High-level sources at Egypt’s Ministry of Petroleum told Al-Araby Al-Jadeed that Israeli supplies currently range between 850 million and 1 billion cubic feet per day under the original 2019 deal.

However, Israel is avoiding implementation of the amendments approved in July 2025, which call for gradually raising flows to 1.3 billion cubic feet by the end of this year, 1.6 billion cubic feet in spring 2026, and eventually 1.8–2 billion cubic feet during the summer.

According to the sources, Israel has spent recent months citing “technical malfunctions” to justify its failure to increase flows, even though those issues were fully resolved in October.

Deliberations inside the Israeli government and Knesset committees now point to political motives for freezing the supplemental agreement, mainly related to the Gaza conflict, the Egyptian military presence in Sinai, and a push within Israel to renegotiate gas prices.

Despite this uncertainty, companies operating the Leviathan field, including Chevron, NewMed Energy and Ratio, remain committed to the deal.

However, recent moves by the Egyptian government indicate preparations for a sharp decline, or possibly a partial halt, in Israeli gas supplies extending into summer 2026.

No legal obligations for Israel

Petroleum expert Hossam Arafat notes that the supplemental agreement with Israel remains a nonbinding memorandum of understanding, meaning Israel can withdraw without financial penalties or exposure to arbitration, while the original agreement stays in force through 2035.

Arafat argues that Netanyahu’s coalition has turned the deal into a battleground for domestic political sparring amid allegations of corruption and mismanagement of the war in Gaza.

This dynamic, he says, is driving the Israeli right to obstruct the agreement and escalate tensions with Egypt despite the economic risks.

Leviathan field investments in danger

Arafat believes Israel is unlikely to halt exports completely, given pressure from international partners in the Leviathan field.

These firms rely on Egypt’s network as their only viable export route to fulfill contracts worth about $20 billion, linked to investments exceeding $15 billion—assets Israel cannot easily reroute or replace.

The field’s operators have asked the Israeli government to clarify its position by Nov. 30 to approve the field’s expansion and finalize the onshore pipeline route connecting to Egypt, warning that continued delays jeopardize their investments.

Israel’s export claims questioned

Meanwhile, Egyptian gas-sector sources dismissed Israeli talk of exporting gas to Cyprus or Europe via Greece, calling such proposals economically unfeasible given infrastructure costs surpassing $10 billion. They described the rhetoric as “political messaging for domestic consumption.”

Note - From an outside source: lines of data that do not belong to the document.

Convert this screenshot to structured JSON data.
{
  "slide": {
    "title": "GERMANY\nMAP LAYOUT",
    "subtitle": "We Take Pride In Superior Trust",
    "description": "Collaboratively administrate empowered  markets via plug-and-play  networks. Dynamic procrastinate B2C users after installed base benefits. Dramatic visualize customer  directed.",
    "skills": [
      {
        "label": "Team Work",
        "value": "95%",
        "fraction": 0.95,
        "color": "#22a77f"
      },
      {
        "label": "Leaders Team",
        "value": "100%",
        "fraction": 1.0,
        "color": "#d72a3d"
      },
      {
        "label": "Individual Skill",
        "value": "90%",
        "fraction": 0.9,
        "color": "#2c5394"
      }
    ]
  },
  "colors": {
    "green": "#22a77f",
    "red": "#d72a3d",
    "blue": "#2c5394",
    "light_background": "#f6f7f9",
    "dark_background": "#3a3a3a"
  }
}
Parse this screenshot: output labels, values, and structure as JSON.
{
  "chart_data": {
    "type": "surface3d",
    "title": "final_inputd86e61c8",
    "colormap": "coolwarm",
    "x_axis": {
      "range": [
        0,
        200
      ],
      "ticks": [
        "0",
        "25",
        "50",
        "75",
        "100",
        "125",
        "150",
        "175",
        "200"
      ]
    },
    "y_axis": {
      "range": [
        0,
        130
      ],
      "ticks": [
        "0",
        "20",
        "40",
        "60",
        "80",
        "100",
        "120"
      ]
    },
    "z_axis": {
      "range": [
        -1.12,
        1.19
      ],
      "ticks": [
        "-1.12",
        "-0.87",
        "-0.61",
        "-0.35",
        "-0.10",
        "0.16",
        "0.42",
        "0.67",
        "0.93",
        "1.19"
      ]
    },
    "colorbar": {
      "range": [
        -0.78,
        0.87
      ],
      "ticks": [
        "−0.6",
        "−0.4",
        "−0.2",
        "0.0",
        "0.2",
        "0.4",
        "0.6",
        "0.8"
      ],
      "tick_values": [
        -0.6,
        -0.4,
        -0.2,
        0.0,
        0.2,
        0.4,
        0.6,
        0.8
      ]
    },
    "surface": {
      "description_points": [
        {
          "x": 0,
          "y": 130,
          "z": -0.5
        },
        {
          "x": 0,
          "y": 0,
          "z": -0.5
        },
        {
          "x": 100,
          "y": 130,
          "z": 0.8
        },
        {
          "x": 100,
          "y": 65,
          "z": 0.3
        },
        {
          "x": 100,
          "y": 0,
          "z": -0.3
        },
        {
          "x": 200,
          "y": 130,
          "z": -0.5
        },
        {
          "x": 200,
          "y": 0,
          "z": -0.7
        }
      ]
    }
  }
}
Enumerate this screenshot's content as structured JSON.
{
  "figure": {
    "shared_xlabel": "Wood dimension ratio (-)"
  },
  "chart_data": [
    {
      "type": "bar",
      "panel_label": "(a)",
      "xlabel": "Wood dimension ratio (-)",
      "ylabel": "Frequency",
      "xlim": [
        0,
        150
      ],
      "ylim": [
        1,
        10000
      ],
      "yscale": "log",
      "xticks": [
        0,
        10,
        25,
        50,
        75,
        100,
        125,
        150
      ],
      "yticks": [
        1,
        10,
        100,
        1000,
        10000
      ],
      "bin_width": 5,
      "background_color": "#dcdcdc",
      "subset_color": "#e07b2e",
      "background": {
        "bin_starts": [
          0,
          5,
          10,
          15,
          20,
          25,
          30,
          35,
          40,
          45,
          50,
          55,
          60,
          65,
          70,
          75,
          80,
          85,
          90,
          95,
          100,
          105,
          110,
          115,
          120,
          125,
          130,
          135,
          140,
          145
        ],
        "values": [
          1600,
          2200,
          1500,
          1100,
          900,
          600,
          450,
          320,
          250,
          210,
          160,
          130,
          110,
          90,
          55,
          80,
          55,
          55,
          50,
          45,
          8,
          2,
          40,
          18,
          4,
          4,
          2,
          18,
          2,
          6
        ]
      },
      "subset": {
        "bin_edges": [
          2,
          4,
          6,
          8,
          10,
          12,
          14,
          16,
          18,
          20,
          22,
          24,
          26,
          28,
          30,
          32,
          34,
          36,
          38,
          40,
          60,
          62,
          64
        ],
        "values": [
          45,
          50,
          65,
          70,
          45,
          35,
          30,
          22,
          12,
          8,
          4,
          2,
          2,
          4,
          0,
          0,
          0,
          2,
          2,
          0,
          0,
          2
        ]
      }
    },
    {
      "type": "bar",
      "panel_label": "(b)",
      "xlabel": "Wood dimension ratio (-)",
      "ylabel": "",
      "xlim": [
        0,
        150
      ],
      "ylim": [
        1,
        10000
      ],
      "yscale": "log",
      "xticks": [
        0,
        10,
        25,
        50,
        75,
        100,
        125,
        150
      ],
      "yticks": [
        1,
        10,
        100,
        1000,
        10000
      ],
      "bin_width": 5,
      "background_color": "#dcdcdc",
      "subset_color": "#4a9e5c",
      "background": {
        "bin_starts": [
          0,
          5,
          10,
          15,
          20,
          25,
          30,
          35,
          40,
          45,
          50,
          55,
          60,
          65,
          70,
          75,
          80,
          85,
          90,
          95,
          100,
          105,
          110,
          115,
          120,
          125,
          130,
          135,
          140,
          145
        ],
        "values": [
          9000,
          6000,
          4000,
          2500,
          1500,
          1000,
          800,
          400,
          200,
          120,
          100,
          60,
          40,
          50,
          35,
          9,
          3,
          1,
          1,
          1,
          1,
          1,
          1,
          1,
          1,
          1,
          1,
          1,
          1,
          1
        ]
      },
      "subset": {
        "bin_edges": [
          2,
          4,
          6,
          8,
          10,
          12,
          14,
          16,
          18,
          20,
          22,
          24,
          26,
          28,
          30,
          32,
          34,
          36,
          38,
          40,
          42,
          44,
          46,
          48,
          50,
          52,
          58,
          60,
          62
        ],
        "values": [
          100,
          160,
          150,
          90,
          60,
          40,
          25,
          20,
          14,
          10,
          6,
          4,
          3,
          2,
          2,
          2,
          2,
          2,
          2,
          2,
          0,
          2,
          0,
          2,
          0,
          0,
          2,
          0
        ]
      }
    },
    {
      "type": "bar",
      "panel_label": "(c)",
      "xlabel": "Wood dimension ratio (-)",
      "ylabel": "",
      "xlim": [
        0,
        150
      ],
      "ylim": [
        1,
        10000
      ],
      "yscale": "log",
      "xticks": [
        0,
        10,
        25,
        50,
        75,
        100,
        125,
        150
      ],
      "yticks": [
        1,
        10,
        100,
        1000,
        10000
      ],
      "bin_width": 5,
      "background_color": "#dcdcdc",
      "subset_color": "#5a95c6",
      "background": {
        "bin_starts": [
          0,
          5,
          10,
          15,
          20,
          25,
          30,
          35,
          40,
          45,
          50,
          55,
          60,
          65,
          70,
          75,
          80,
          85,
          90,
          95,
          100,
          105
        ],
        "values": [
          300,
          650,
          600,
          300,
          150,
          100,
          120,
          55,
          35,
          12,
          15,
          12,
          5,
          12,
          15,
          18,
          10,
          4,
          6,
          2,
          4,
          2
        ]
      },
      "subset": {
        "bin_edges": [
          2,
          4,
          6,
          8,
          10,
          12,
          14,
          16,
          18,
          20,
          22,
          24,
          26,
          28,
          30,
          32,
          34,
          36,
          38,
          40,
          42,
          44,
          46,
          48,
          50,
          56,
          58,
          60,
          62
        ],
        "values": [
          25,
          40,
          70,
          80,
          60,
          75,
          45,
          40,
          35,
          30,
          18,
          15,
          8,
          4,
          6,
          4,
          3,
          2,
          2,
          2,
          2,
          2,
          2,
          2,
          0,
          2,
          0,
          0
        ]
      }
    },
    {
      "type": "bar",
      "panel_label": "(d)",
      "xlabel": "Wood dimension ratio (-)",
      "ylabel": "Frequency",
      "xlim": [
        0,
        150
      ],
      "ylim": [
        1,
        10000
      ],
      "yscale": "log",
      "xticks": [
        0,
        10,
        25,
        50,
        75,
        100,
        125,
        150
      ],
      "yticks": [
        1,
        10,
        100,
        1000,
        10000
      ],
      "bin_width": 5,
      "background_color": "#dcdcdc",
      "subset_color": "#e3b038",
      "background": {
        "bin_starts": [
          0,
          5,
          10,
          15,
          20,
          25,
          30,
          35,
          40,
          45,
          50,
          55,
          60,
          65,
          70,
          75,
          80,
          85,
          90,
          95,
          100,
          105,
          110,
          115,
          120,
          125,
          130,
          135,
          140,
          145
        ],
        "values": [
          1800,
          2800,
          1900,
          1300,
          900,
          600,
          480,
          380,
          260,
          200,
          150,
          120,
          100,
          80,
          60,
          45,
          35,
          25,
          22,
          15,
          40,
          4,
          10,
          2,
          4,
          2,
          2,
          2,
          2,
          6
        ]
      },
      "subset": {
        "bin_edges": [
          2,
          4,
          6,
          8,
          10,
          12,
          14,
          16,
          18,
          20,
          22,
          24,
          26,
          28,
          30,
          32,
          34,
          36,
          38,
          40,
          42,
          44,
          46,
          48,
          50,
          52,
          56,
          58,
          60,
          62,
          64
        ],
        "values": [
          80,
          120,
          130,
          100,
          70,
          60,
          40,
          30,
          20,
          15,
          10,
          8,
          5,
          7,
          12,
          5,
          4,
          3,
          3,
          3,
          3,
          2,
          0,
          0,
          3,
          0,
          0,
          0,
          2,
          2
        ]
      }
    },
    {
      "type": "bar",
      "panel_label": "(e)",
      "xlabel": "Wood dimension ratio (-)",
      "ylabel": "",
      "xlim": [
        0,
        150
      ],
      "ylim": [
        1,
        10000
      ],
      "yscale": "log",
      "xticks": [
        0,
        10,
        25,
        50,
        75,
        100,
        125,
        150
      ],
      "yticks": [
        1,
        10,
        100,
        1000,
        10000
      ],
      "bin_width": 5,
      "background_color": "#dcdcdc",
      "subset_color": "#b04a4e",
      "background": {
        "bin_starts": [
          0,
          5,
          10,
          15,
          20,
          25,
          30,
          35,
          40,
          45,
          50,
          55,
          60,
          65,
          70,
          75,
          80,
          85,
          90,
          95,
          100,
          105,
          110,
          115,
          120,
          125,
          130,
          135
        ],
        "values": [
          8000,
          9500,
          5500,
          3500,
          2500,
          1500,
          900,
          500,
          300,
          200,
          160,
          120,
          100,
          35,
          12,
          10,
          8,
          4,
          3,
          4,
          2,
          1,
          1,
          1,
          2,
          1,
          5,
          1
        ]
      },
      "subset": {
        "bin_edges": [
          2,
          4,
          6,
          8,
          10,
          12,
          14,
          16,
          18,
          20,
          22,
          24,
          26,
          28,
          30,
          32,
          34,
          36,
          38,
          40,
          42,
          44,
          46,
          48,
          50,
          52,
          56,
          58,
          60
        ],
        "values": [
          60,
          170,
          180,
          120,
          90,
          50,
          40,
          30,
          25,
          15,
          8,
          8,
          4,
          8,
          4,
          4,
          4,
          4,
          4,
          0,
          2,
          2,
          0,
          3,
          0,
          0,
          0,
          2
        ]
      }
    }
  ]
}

Egyptian officials believe threats to halt supply are not practical and say any such move would damage global confidence in Israel’s commercial reliability.

Over the past two weeks, Egypt has held a series of meetings at Nasser Military Academy with military, petroleum and economic experts to prepare for potential disruptions.

The discussions examined reducing reliance on natural gas, securing an additional $3 billion for liquified natural gas (LNG) purchases through 2026, contingency plans for the liquefaction plants in Damietta and Idku, and coordination with the United States to ensure the agreement continues as part of Israel’s internal political settlement.